The arts and politics are bound to mix, but they are not the same thing. In the cold war, Soviet artists performed in the west. Should the Russian soprano, who has condemned the Ukraine invasion, be blocked from singing in London?
I
t is one of my very earliest concert memories. In October 1965, my father drove us to Manchester to hear Mstislav Rostropovich play in the Free Trade Hall. Rostropovich played Dvořák’s cello concerto with the Moscow Philharmonic, who began the concert with a symphony by Tikhon Khrennikov and ended it with one by Brahms. I was smitten by Rostropovich’s noble playing. I had never heard a musician like him before.
This was, though, a concert taking place slap-bang in the middle of the cold war. The Cuban missile crisis had taken place less than three years earlier. The Berlin Wall was still fairly new. The Vietnam war was deepening. That summer I had read The Spy Who Came in from the Cold. The movie version of Le Carré’s novel, with Richard Burton, was due out by the year’s end.

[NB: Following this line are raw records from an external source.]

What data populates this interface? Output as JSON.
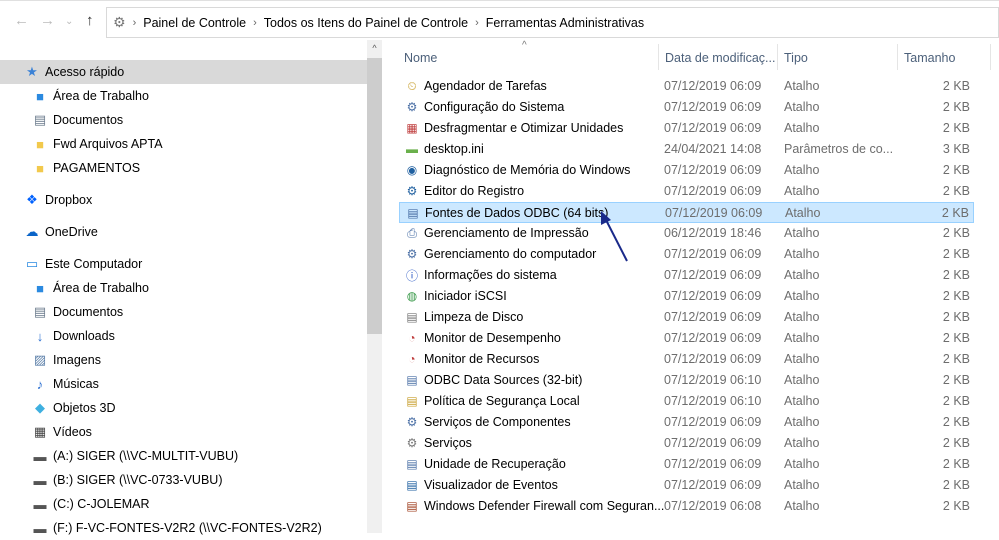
{
  "breadcrumb": [
    "Painel de Controle",
    "Todos os Itens do Painel de Controle",
    "Ferramentas Administrativas"
  ],
  "columns": {
    "name": "Nome",
    "date": "Data de modificaç...",
    "type": "Tipo",
    "size": "Tamanho"
  },
  "nav": [
    {
      "label": "Acesso rápido",
      "icon": "star-icon",
      "level": 0,
      "selected": true
    },
    {
      "label": "Área de Trabalho",
      "icon": "desktop-icon",
      "level": 1
    },
    {
      "label": "Documentos",
      "icon": "document-icon",
      "level": 1
    },
    {
      "label": "Fwd Arquivos APTA",
      "icon": "folder-icon",
      "level": 1
    },
    {
      "label": "PAGAMENTOS",
      "icon": "folder-sync-icon",
      "level": 1
    },
    {
      "label": "Dropbox",
      "icon": "dropbox-icon",
      "level": 0
    },
    {
      "label": "OneDrive",
      "icon": "cloud-icon",
      "level": 0
    },
    {
      "label": "Este Computador",
      "icon": "computer-icon",
      "level": 0
    },
    {
      "label": "Área de Trabalho",
      "icon": "desktop-icon",
      "level": 1
    },
    {
      "label": "Documentos",
      "icon": "document-icon",
      "level": 1
    },
    {
      "label": "Downloads",
      "icon": "download-icon",
      "level": 1
    },
    {
      "label": "Imagens",
      "icon": "image-icon",
      "level": 1
    },
    {
      "label": "Músicas",
      "icon": "music-icon",
      "level": 1
    },
    {
      "label": "Objetos 3D",
      "icon": "cube-icon",
      "level": 1
    },
    {
      "label": "Vídeos",
      "icon": "video-icon",
      "level": 1
    },
    {
      "label": "(A:) SIGER (\\\\VC-MULTIT-VUBU)",
      "icon": "network-drive-icon",
      "level": 1
    },
    {
      "label": "(B:) SIGER (\\\\VC-0733-VUBU)",
      "icon": "network-drive-icon",
      "level": 1
    },
    {
      "label": "(C:) C-JOLEMAR",
      "icon": "drive-icon",
      "level": 1
    },
    {
      "label": "(F:) F-VC-FONTES-V2R2 (\\\\VC-FONTES-V2R2)",
      "icon": "network-drive-icon",
      "level": 1
    }
  ],
  "files": [
    {
      "name": "Agendador de Tarefas",
      "date": "07/12/2019 06:09",
      "type": "Atalho",
      "size": "2 KB"
    },
    {
      "name": "Configuração do Sistema",
      "date": "07/12/2019 06:09",
      "type": "Atalho",
      "size": "2 KB"
    },
    {
      "name": "Desfragmentar e Otimizar Unidades",
      "date": "07/12/2019 06:09",
      "type": "Atalho",
      "size": "2 KB"
    },
    {
      "name": "desktop.ini",
      "date": "24/04/2021 14:08",
      "type": "Parâmetros de co...",
      "size": "3 KB"
    },
    {
      "name": "Diagnóstico de Memória do Windows",
      "date": "07/12/2019 06:09",
      "type": "Atalho",
      "size": "2 KB"
    },
    {
      "name": "Editor do Registro",
      "date": "07/12/2019 06:09",
      "type": "Atalho",
      "size": "2 KB"
    },
    {
      "name": "Fontes de Dados ODBC (64 bits)",
      "date": "07/12/2019 06:09",
      "type": "Atalho",
      "size": "2 KB",
      "selected": true
    },
    {
      "name": "Gerenciamento de Impressão",
      "date": "06/12/2019 18:46",
      "type": "Atalho",
      "size": "2 KB"
    },
    {
      "name": "Gerenciamento do computador",
      "date": "07/12/2019 06:09",
      "type": "Atalho",
      "size": "2 KB"
    },
    {
      "name": "Informações do sistema",
      "date": "07/12/2019 06:09",
      "type": "Atalho",
      "size": "2 KB"
    },
    {
      "name": "Iniciador iSCSI",
      "date": "07/12/2019 06:09",
      "type": "Atalho",
      "size": "2 KB"
    },
    {
      "name": "Limpeza de Disco",
      "date": "07/12/2019 06:09",
      "type": "Atalho",
      "size": "2 KB"
    },
    {
      "name": "Monitor de Desempenho",
      "date": "07/12/2019 06:09",
      "type": "Atalho",
      "size": "2 KB"
    },
    {
      "name": "Monitor de Recursos",
      "date": "07/12/2019 06:09",
      "type": "Atalho",
      "size": "2 KB"
    },
    {
      "name": "ODBC Data Sources (32-bit)",
      "date": "07/12/2019 06:10",
      "type": "Atalho",
      "size": "2 KB"
    },
    {
      "name": "Política de Segurança Local",
      "date": "07/12/2019 06:10",
      "type": "Atalho",
      "size": "2 KB"
    },
    {
      "name": "Serviços de Componentes",
      "date": "07/12/2019 06:09",
      "type": "Atalho",
      "size": "2 KB"
    },
    {
      "name": "Serviços",
      "date": "07/12/2019 06:09",
      "type": "Atalho",
      "size": "2 KB"
    },
    {
      "name": "Unidade de Recuperação",
      "date": "07/12/2019 06:09",
      "type": "Atalho",
      "size": "2 KB"
    },
    {
      "name": "Visualizador de Eventos",
      "date": "07/12/2019 06:09",
      "type": "Atalho",
      "size": "2 KB"
    },
    {
      "name": "Windows Defender Firewall com Seguran...",
      "date": "07/12/2019 06:08",
      "type": "Atalho",
      "size": "2 KB"
    }
  ]
}
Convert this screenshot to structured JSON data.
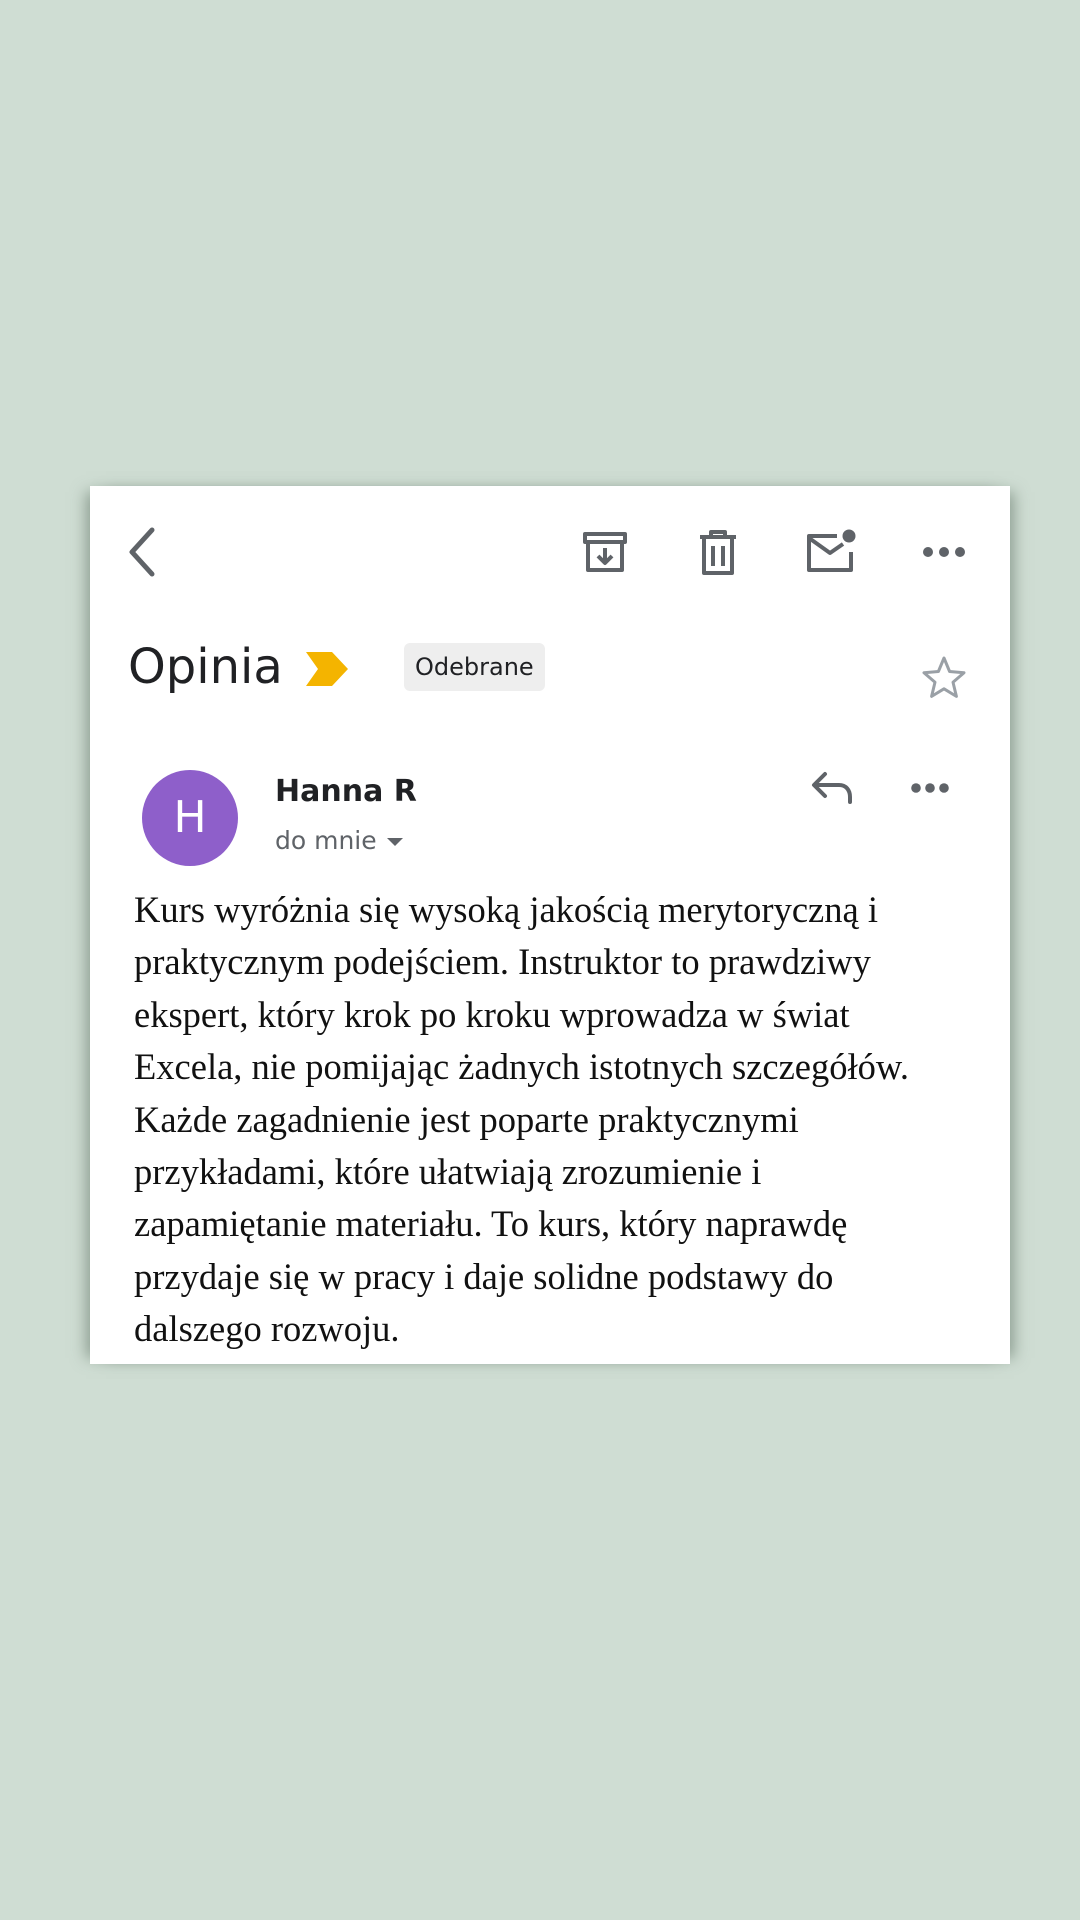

So a concert visit by a Soviet orchestra, opening their programme with a piece by a notorious Soviet cultural apparatchik, and featuring a superstar cellist whose oppositional support for human rights was at that stage not widely known, certainly not by me, but whose biography casually mentioned his award of a Stalin prize, was a freighted event. It could have been depicted as a visit from the enemy, and certainly as a political act as well as an artistic one.